= Pierre Quesnay =

French economist (1895–1937)

Pierre Achille Louis Eugène Quesnay ( – ) was a French economist and central bank official. From 1930 to 1937, he was the first General Manager of the Bank for International Settlements in Basel, Switzerland, the world's first international financial institution.

==Life==

Quesnay was born in Évreux. He studied law in Paris under supervision of economist Charles Rist. He was enlisted in the French army during World War I, after which Rist mentored him to join the Vienna office of the Reparation Commission that had been set up by Treaty of Versailles. Quesnay served there from 1920 to 1925, working with High Commissioner of the League of Nations Alfred Rudolph Zimmerman, and interacting with international financial policymakers of the time that included Jean Monnet and Montagu Norman.

In 1926, he joined the Bank of France where Rist had just been appointed deputy governor, and became the first head of the bank's newly created research department. He was instrumental in the stabilisation of the French franc under Prime Minister Raymond Poincaré (remembered as the Franc Poincaré), for which he was described as one of a triumvirate together with Rist and Bank of France Governor Émile Moreau.

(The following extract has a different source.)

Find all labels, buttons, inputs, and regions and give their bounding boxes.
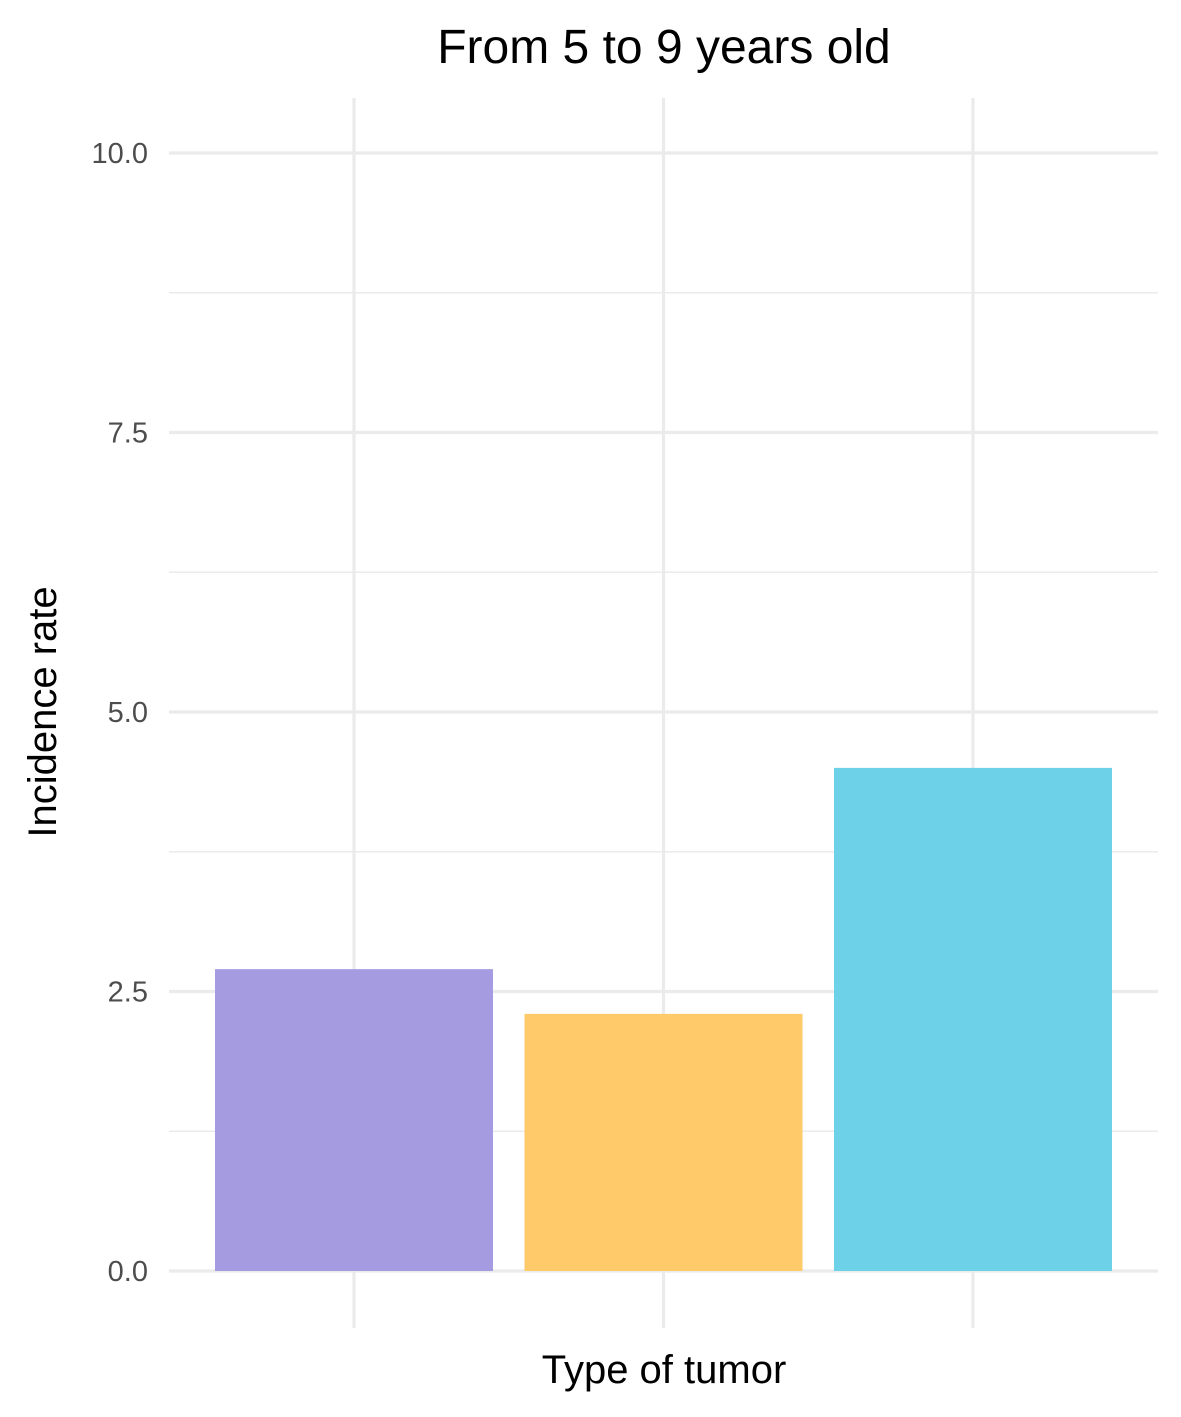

In 1929, Quesnay participated in the French delegation at the Hague conference on reparations where the Young Plan was negotiated, resulting in the creation of the Bank for International Settlements (BIS) in early 1930. France successfully bid for one of its nationals to become the bank's managing director, and Quesnay was chosen for the job even though Germany, for reasons of principle not linked to Quesnay's competence or suitability, voted against. While at the BIS, Quesnay was a steadfast promoter of the gold exchange standard.

In early September 1937, he visited Émile Moreau at the latter's country home in Saint-Léomer, and died there accidentally by drowning in a pond. He was buried in Rouen.